As I’ve mentioned before, effective pricing involves much more than simply adding up your costs and multiplying by some desired target margin.

Not only does this method fail to account for the value different customers can place on the same products, it also fails to address the level of profitability different customers deliver to your business.

Just as not all products and services are created equal, not all customers are created equal. And, as odd as it may sound, you need to take your customers into account when you set your prices—not just their ability to pay, but the costs involved in doing business with them.

Imagine that your company sells to two customers: A and B.

Customer A buys regularly and in high volumes. Her business is profitable for your company. A also has a partnership mentality and works with you to solve problems when they arise. A always pays on time and is very pleasant to deal with. The time and hassle expended on managing your relationship with A, in other words, is minimal.

Customer B, on the other hand, buys sporadically and in smaller quantities than A. The low prices he gets, along with his demands for high performance and free support, mean that your company earns little or no net profit from him.

B’s mentality is transactional—he is always threatening to jump ship for anyone who offers him a lower price.

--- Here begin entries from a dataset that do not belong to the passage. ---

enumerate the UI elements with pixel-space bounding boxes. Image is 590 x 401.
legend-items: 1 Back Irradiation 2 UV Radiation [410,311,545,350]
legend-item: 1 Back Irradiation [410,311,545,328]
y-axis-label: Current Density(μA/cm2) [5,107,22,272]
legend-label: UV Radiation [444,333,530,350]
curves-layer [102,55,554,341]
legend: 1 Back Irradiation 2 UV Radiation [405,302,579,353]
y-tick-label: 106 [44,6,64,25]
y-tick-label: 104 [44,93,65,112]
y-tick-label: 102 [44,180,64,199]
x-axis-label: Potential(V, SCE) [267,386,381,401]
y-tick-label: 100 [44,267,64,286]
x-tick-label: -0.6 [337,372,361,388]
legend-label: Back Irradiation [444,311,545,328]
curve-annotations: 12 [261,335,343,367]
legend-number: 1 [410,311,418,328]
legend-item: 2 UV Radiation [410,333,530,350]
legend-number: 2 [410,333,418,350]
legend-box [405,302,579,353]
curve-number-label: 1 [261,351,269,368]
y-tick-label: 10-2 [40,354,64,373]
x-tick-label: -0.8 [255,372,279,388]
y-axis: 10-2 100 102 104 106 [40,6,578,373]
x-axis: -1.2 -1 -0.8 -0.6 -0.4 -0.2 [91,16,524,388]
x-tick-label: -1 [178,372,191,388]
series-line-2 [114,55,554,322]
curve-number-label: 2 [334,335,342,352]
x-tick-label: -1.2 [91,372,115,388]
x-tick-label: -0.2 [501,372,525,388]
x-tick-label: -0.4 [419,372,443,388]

To make matters even worse, he pays late and has unrealistic performance expectations. You and your team spend a lot of time trying to keep B even moderately happy—to no avail.

This is an extreme example, of course, but you see what I’m getting at. Should these two customers be paying the same price for the same product or service?

Absolutely not!

Since Customer B is a far more expensive customer, B should be paying higher prices.

Ironically, the customers who pay less tend to be a lot more “Type B” than the customers who happily pay a premium to buy from you. The good news is that the better you get at pricing, the more you can afford to ditch Customer B and his ilk altogether.

But that’s a blog post for another day.